The spoon measures 5 1/2″ in length. I believe this is a very early spoon from Twain’s Boyhood Home, if not the earliest. The Mark Twain Boyhood Home opened to the public in 1912. Based on the maker’s registry mark the spoon was made by Watson & Newell Co. (Information obtained from Kovel’s on the internet). The history of this company involves several name changes, and there were some subsudiaries. It was Watson & Newell Co. from 1895 through 1920. The company made many souvenir spoons during that time. Since the Boyhood Home opened to the public in 1912, it seems probable that the spoon was produced between 1912 and 1920, but I am not certain of that.
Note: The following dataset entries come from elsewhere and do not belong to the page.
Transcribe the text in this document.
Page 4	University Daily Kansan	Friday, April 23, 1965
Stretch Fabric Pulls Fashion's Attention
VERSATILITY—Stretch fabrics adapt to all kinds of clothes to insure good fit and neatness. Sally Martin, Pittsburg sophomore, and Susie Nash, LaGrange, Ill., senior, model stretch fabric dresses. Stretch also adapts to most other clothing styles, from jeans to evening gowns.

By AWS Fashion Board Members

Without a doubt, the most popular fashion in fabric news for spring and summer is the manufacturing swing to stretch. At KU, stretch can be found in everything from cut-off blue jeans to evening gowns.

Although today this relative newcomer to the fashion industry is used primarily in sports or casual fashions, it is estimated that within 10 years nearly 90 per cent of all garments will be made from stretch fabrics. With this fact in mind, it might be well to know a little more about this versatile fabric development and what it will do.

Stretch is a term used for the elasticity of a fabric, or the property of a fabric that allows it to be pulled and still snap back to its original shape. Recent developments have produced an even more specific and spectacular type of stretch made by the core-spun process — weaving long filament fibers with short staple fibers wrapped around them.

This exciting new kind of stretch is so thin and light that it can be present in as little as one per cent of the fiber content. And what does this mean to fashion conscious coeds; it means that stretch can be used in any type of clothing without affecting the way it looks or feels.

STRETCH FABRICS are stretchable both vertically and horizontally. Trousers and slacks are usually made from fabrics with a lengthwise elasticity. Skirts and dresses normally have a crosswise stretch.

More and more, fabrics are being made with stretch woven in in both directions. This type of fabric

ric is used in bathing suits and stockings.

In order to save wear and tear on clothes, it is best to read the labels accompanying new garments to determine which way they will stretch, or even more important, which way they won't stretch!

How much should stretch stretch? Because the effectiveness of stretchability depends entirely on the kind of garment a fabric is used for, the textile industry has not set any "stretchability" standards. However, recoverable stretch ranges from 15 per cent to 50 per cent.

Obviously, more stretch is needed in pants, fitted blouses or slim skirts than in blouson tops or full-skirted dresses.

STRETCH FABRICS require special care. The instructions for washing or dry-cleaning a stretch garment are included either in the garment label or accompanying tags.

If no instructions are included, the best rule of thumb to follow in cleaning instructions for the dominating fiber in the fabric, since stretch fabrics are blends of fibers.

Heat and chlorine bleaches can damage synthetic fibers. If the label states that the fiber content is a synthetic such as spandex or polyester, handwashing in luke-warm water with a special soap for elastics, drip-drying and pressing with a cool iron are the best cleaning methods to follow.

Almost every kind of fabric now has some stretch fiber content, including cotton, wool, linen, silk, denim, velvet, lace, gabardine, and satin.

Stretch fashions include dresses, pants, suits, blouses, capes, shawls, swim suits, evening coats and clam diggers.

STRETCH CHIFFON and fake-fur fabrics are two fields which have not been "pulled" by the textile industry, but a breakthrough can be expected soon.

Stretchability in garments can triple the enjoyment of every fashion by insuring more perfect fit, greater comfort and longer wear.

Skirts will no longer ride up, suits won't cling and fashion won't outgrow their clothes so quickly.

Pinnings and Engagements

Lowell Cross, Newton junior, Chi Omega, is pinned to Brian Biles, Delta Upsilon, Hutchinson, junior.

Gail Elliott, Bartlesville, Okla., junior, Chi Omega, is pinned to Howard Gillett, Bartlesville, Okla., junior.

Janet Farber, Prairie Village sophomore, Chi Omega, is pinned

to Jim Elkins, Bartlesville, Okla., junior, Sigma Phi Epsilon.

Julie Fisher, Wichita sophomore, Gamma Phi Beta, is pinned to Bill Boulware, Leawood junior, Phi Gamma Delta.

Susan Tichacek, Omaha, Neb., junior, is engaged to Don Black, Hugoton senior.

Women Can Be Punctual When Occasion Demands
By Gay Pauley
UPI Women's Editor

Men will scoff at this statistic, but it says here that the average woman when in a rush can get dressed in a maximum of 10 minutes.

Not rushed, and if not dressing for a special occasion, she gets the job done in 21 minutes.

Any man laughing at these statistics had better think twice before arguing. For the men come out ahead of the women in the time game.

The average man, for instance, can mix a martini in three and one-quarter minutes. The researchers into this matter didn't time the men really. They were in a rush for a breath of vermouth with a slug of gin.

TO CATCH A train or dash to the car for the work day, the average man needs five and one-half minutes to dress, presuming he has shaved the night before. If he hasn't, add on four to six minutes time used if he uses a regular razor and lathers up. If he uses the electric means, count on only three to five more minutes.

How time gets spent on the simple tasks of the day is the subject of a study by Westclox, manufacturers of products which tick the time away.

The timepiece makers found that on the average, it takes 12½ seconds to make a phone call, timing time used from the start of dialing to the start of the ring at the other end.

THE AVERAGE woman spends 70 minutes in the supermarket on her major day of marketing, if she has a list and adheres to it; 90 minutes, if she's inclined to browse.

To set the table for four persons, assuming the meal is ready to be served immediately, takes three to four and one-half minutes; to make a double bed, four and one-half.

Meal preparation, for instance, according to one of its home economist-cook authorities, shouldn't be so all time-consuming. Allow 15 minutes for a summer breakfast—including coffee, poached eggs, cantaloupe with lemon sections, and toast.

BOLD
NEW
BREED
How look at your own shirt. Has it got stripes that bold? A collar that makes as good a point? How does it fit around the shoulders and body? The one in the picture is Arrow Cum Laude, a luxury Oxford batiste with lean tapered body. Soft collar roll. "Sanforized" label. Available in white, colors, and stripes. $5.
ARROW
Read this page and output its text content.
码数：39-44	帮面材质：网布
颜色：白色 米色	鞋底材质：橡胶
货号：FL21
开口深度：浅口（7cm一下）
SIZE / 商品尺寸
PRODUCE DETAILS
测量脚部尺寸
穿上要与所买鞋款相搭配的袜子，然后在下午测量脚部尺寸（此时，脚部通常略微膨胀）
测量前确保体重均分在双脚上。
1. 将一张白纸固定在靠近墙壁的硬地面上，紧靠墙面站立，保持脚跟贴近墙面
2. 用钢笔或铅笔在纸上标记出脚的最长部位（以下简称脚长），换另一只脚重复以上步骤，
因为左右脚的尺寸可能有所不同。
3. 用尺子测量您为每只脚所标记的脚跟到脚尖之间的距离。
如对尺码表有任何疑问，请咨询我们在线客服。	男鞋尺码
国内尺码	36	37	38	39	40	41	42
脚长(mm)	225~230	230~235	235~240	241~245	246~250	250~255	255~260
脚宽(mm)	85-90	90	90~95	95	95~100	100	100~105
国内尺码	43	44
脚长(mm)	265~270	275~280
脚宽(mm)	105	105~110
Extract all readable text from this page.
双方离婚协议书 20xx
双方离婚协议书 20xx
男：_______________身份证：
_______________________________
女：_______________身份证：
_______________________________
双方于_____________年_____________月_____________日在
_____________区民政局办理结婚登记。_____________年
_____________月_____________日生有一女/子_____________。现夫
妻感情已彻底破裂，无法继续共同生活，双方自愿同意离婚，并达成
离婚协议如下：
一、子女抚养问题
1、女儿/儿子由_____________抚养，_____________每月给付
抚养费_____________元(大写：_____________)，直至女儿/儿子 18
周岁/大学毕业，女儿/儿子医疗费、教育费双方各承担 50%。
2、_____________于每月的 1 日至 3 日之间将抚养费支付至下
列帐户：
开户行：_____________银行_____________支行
Here is some Information on Watson Co. obtained from

Clarence L. Watson, Fred Newell, Charles Cobb, Samuel Gould, and W. A. Battey founded Cobb, Gould & Co. in Attleboro, MA in 1874. The firm produced jewelry goods, mainly gold-plated. Between 1875 and 1880, Battey, Cobb, and Gould left the partnership, and it became Watson & Newell from 1880 through 1886.

In 1887 Joseph R. Ripley joined the business and the name was changed to Watson, Newell & Co. In 1891 Edward L. Gowen joined the group. In 1894 they bought the old Mechanics Mill property, and a new factory was opened in 1896. The name was changed to Watson & Newell Co. with Mechanics Sterling Company as the name of the subsidiary flatware branch. In 1899 Clarence L. Watson obtained the firm’s first flatware patent and began wide production of flatware and souvenir spoons.

In the period of 1900 to 1910, the company produced hundreds of sterling souvenir spoons depicting a variety of subjects.

In 1920 The Watson Co. was incorporated and took charge of all the silver operations. Many new flatware patterns continued to be introduced. Clarence L. Watson died in 1930, and his son-in-law, Grover Richards, assumed management of the company. In 1955 the business was sold to R. Wallace & Sons. The dies of Watson souvenir spoons were sold by Wallace, and in the 1970’s were in unused possession of The Inman Co., Inc. of Attleboro, MA.

Cobb, Gould & Co. 1874 – 1880
Watson & Newell 1880 – 1886
Watson, Newell & Co. 1887 – 1895
Watson & Newell Co. 1895 – 1920
Watson Company 1920 – 1955
Acquired by R. Wallace & Sons 1955

The spoon is in overall good condition. It may be lightly pitted in places and a little tarnished as can be seen in the images.